Alors désormais il faut regarder des petites vidéos qui nous disent Faites gaffe si votre palpitant palpite trop fort ou bizarrement, promettez-nous d'aller consulter à la moindre alerte votre médecin traitant, hydratez-vous, ayez moins de 60 ans (j'exagère), surveillez votre cholestérol, soyez progressifs dans vos entraînements. Puis cliquer sur des "je m'engage à" et des "j'ai bien compris".

Je suis contente de n'avoir plus besoin d'encombrer le planning chargé de notre médecin traitant à la rentrée.

Rubriques médicales, pendant qu'on y est, par ricochet de quelqu'un qui y aura peut-être accès (pas un coureur cycliste mais une personne souffrante), j'ai appris ce soir quelques informations sur l'EPO et le parcours de prescription.

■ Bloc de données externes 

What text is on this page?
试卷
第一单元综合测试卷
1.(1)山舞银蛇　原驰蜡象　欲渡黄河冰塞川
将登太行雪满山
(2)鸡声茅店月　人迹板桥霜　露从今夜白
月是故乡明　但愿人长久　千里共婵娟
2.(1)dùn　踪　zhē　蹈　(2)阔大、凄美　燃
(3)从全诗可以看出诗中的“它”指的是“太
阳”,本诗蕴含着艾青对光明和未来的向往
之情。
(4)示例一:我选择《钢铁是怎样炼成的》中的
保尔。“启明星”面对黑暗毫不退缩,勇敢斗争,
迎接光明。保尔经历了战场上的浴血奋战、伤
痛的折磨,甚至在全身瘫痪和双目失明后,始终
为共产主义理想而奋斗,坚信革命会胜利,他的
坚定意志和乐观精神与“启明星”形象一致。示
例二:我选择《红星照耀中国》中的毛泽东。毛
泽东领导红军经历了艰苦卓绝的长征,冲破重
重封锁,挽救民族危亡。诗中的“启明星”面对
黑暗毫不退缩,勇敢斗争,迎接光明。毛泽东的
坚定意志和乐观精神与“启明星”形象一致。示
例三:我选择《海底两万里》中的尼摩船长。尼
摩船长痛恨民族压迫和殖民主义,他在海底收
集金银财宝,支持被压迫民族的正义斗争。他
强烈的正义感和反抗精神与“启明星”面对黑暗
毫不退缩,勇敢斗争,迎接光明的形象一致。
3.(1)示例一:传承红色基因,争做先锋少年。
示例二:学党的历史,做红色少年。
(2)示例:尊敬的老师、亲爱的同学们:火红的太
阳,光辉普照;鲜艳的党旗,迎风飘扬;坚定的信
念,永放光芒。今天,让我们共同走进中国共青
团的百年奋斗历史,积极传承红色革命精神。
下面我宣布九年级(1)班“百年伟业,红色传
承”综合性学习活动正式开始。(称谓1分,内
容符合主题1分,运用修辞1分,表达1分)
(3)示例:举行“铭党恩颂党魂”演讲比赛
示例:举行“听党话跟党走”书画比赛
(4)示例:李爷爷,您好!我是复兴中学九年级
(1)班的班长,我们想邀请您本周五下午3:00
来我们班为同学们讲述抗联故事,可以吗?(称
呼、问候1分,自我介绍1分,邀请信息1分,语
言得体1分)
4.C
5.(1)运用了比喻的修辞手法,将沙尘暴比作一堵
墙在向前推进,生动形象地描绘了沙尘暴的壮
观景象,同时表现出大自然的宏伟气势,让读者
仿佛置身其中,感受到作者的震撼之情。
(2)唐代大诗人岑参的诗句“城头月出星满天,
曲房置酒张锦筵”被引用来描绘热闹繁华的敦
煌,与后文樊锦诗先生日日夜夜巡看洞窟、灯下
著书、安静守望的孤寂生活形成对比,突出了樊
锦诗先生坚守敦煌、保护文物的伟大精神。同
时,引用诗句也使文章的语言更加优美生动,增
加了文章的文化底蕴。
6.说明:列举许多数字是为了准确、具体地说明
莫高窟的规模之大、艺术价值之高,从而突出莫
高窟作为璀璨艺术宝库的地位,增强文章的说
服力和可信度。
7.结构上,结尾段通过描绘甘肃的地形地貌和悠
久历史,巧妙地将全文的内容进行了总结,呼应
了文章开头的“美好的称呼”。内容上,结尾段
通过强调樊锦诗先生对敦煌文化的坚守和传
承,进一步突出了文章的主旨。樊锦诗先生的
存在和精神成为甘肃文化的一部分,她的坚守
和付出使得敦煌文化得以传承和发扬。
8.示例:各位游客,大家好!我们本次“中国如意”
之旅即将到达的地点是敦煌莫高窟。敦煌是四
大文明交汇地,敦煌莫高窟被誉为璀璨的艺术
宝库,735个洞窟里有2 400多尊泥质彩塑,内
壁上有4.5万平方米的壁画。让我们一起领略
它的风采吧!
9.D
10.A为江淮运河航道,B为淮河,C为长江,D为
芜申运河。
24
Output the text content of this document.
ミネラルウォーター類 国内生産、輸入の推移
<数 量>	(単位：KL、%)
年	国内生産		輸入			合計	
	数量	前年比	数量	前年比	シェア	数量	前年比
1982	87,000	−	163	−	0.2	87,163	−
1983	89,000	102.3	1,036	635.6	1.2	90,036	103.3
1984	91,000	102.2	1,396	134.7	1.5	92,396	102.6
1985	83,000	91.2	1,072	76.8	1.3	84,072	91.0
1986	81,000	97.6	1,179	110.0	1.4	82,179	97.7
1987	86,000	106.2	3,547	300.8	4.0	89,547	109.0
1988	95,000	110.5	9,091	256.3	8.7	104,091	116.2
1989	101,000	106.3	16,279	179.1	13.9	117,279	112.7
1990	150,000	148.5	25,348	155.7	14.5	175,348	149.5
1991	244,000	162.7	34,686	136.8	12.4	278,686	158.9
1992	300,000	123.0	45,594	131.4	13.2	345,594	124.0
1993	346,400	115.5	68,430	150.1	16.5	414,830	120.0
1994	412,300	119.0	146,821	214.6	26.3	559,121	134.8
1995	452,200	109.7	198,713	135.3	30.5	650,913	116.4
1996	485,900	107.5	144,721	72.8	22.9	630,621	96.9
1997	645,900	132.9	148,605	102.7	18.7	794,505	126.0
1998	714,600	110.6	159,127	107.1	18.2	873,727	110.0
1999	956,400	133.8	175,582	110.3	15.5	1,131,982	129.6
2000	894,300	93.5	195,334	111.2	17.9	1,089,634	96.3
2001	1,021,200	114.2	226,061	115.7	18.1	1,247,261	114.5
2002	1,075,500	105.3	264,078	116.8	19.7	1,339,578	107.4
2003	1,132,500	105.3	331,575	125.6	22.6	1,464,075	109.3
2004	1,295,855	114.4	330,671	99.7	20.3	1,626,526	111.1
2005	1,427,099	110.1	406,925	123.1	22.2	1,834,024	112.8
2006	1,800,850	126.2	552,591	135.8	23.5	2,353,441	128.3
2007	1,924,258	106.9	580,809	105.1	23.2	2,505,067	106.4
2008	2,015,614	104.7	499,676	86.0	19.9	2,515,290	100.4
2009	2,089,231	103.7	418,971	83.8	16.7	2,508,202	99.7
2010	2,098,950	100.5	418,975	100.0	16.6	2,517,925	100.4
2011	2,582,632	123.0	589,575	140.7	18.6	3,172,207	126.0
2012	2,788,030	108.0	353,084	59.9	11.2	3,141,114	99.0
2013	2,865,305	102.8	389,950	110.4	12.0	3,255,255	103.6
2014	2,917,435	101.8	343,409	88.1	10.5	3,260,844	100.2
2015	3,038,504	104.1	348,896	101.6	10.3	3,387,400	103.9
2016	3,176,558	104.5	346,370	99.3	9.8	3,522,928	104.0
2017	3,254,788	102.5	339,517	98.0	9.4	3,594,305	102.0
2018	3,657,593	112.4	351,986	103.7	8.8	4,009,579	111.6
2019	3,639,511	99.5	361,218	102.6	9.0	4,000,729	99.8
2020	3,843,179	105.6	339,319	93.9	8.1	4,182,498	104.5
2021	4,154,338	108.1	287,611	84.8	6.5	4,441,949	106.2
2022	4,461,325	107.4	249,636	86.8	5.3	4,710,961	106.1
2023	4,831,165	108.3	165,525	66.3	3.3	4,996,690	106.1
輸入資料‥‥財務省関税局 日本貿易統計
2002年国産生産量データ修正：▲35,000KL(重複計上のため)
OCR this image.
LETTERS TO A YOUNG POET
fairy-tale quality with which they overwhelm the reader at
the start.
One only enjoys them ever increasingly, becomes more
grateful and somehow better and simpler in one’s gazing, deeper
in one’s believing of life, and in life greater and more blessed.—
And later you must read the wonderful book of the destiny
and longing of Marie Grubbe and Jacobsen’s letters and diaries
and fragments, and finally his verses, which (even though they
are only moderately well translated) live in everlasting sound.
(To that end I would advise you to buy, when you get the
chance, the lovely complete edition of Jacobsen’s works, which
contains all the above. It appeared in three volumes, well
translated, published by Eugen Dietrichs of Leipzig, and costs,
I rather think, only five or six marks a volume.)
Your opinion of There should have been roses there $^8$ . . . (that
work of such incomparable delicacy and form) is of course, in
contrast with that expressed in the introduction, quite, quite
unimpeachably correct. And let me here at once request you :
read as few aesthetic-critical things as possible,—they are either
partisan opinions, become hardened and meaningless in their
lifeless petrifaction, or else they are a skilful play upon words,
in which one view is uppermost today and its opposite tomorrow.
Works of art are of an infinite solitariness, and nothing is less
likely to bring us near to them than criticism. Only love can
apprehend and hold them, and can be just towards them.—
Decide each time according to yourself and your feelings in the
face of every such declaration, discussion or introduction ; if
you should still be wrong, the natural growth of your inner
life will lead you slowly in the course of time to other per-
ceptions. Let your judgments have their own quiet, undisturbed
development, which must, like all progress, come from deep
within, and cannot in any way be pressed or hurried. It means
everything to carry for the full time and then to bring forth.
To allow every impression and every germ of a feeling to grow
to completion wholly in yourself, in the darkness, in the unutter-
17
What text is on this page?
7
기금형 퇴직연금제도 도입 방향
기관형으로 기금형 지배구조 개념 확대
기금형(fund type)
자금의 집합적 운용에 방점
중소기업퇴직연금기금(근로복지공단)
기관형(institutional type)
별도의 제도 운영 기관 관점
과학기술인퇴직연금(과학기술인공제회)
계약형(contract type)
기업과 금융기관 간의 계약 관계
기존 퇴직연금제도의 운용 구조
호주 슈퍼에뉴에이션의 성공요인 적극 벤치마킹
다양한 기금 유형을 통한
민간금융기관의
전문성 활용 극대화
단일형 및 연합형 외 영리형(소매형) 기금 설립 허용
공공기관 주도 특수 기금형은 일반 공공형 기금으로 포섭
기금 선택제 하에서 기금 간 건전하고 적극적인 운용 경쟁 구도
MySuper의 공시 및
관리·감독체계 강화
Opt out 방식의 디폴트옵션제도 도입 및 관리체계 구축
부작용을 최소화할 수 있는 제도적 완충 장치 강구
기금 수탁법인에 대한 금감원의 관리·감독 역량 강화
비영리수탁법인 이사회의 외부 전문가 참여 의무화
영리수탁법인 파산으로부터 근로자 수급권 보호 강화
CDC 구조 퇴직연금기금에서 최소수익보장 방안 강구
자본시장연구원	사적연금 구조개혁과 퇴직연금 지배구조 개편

J'avoue que je serais curieuse de savoir à quoi ressemble une période de vie normale, sans la fatigue aux semelles de plomb présente en permanence. Je n'ai connu cette sensation que lors de brèves séquences, payées cher en surcroît de fatigue suivant (car forcément, j'en ai à chaque fois profité pour agir, penser, créer, bouger, avancer d'un grand coup mes projets et quand la fatigue est revenue, elle était décuplée), entre autre vers la fin du premier confinement où pour la première fois j'ai pu pendant deux mois vivre à mon rythme, ce privilège.

Tout ça donne bien envie d'écrire À suivre, avec moins d'appréhension qu'à l'ordinaire des derniers temps.